The following year, the Interzonal was held in the Sousse-Palace hotel. What happened there continues to stimulate comment. Fischer was the favorite, and the organizers had done what they could to accommodate his wishes, including placing additional lamps by his table, so that the lighting met with his approval, and scheduling the matches in such a way that both Fischer and Reshevsky would be free of chess for twenty-four hours from Friday night as well as on religious holidays.
Nevertheless, the tournament was beset by problems. Fischer was acutely sensitive to offstage noise and commotion, demanding on one occasion that a cameraman be removed from the hall. More important, as a result of the rescheduling, he had to play a number of games in succession—which he claimed put him under unreasonable strain. Although he was way ahead on points, halfway through he summarily departed his hotel and the tournament—and set off for Tunis.
Soviet international master Aivar Gipslis was his scheduled opponent the following day: Fischer was defaulted for failing to appear. A representative of the U.S. embassy went to see him, as did one of the organizers, begging him to return. In the next game, he was pitted against his old adversary and compatriot Samuel Reshevsky. Reshevsky watched Fischer’s clock slowly tick down and must have expected not to have to make a move. With only five minutes to go before the automatic forfeit, Fischer strolled in and began to make accurate moves with extraordinary speed. Emotionally drained, Reshevsky capitulated quickly despite his time advantage.
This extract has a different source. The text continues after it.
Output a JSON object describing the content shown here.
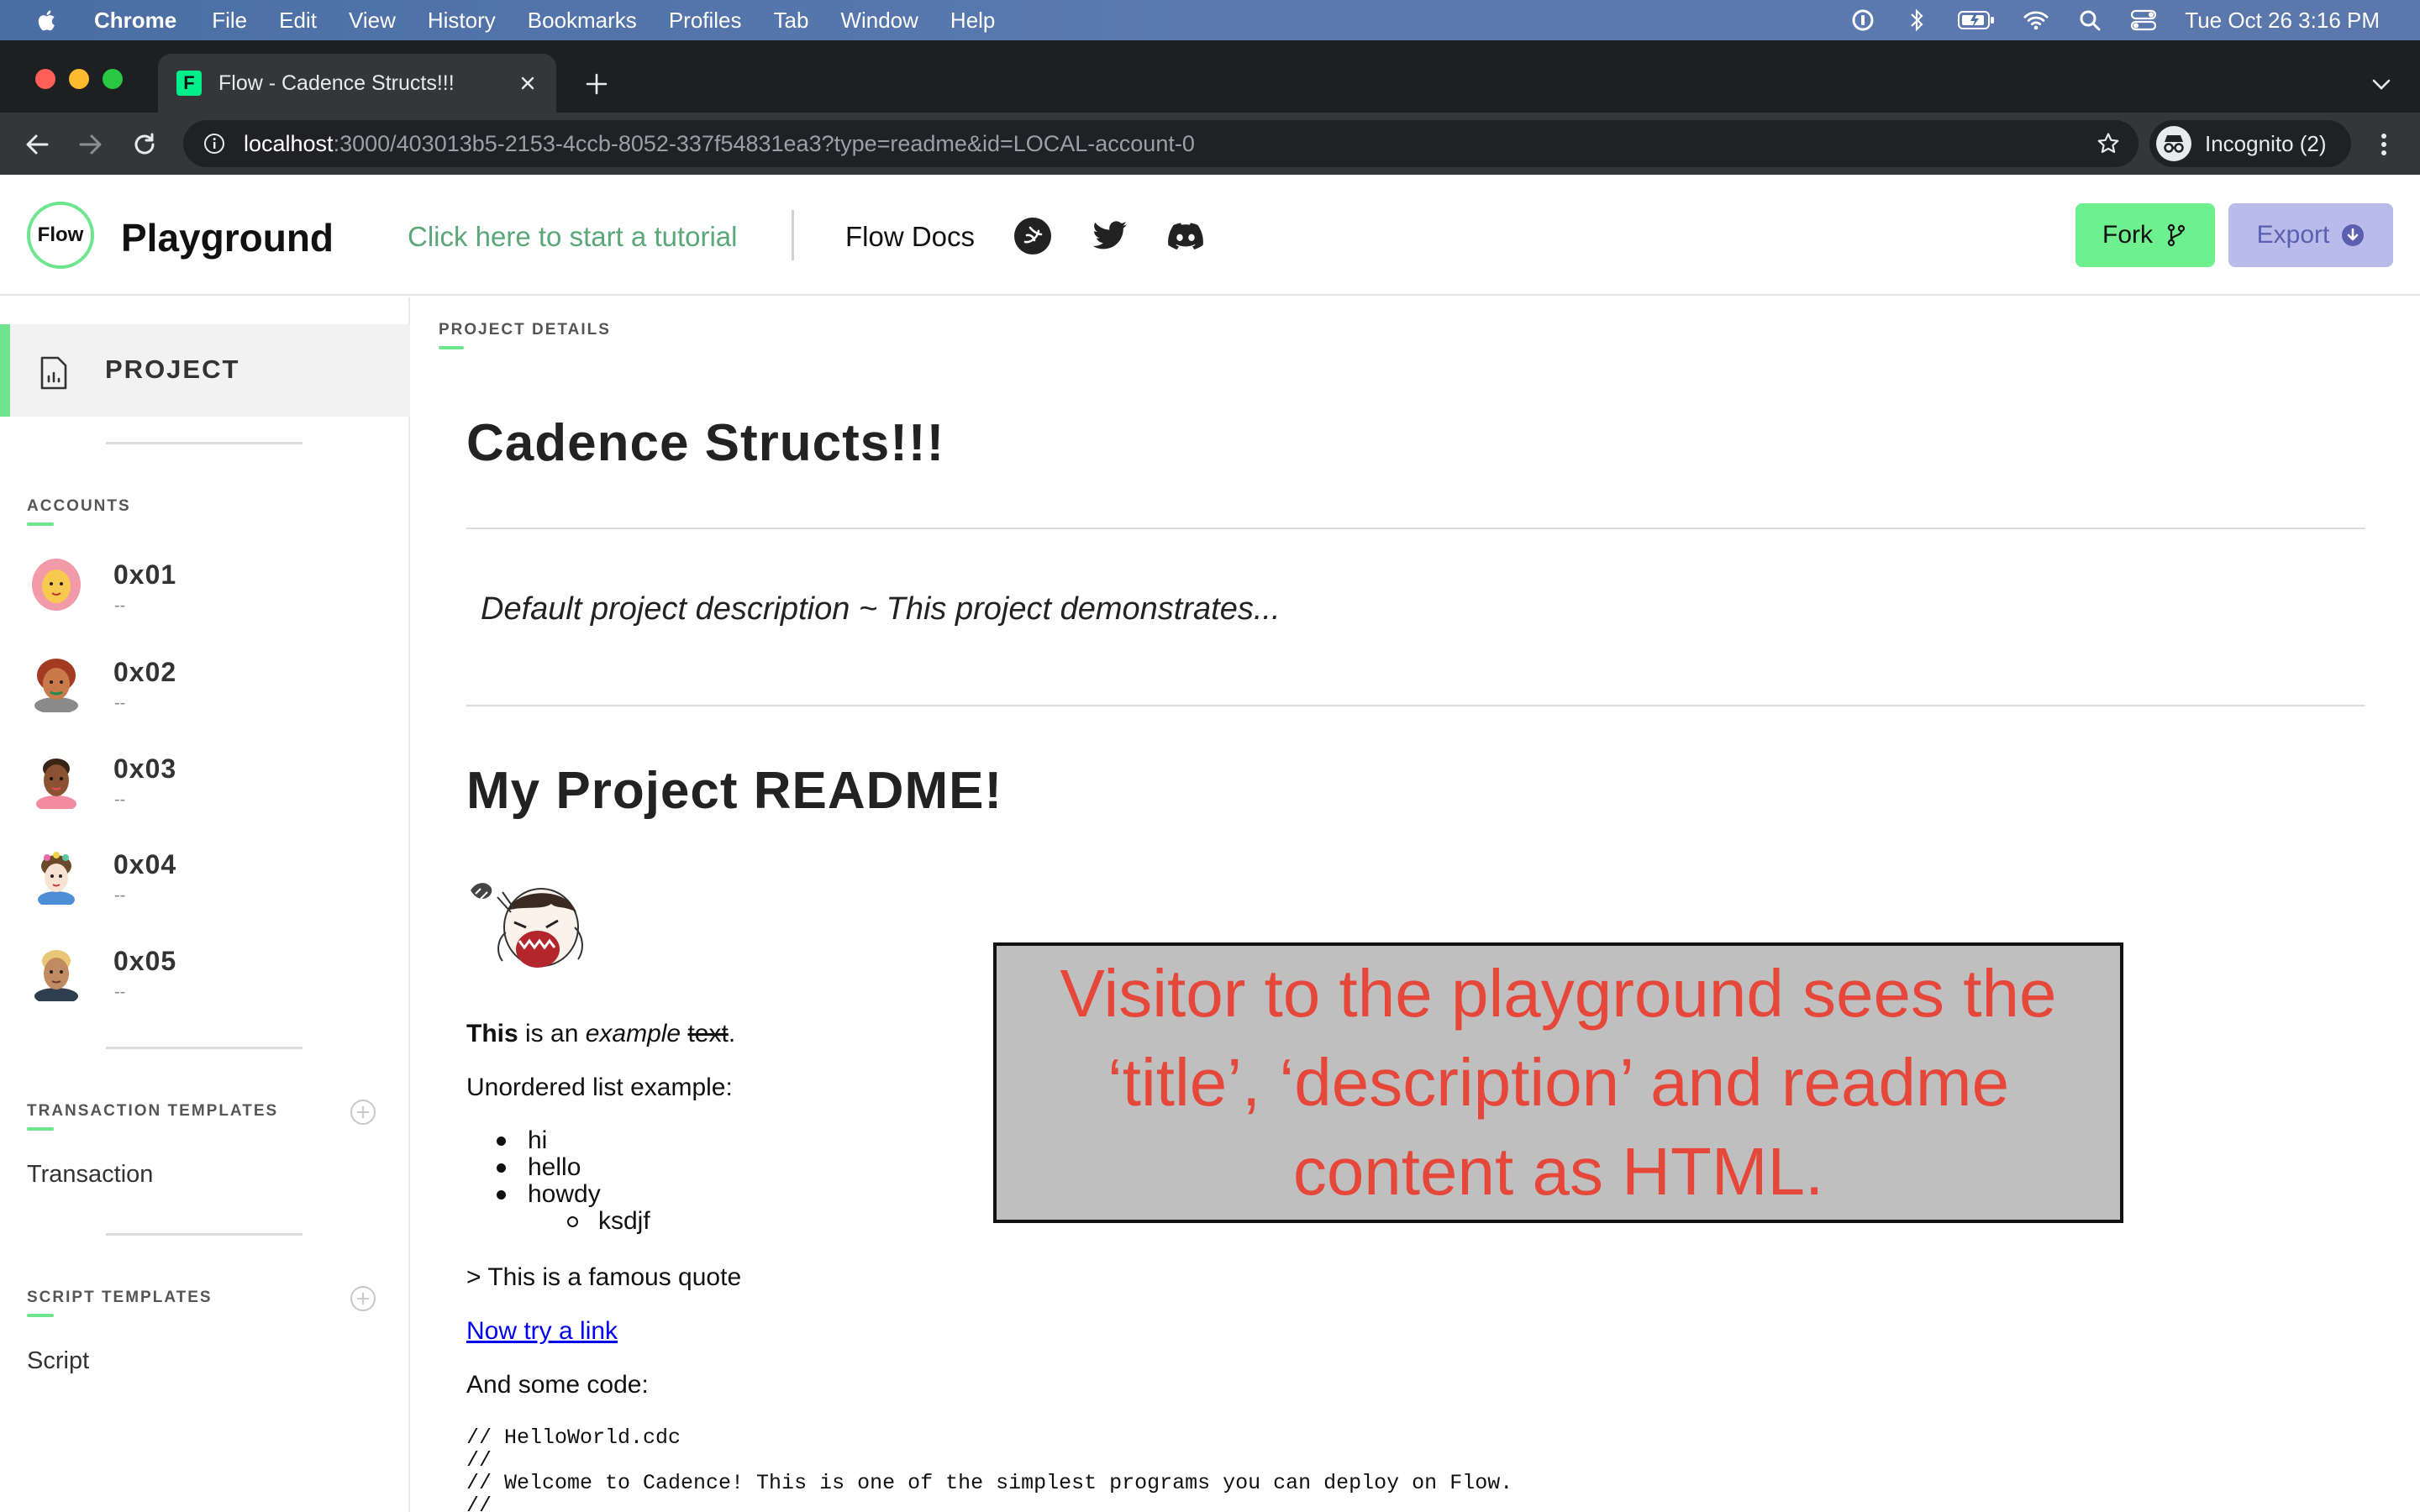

The veteran American then went around the other players with a petition objecting to Fischer’s behavior.
Now the issue was the lost Gipslis game. Fischer said it must be replayed. The organizers discussed it, but they knew that if they complied, the other players would regard this as too great a concession—there would be mutiny. On the authorities’ considered refusal, Fischer finally walked out, for good measure ripping up the hotel bill for “extras” that he was handed at reception.
Apparently at the peak of his powers, Fischer now disappeared from chess for two years. It appeared that in forfeiting the Gipslis game, he might forever have forfeited his chance of winning the world title. As the Sousse Interzonal had testified, Fischer had become the enfant terrible of chess, his antics attracting global attention to the normally sedate, dignified, inside-page, down-column Royal Game. But some of those who suffered at his hands would have thought “enfant terrible” too kind, believing that there was something demonic about him. Beyond the antics, what must be accounted for is how he lacked concern for others’ feelings while retaining the loyalty of rejected supporters, how he aroused fear as well as reverence, and why he was willing to risk the highest prize to get his way.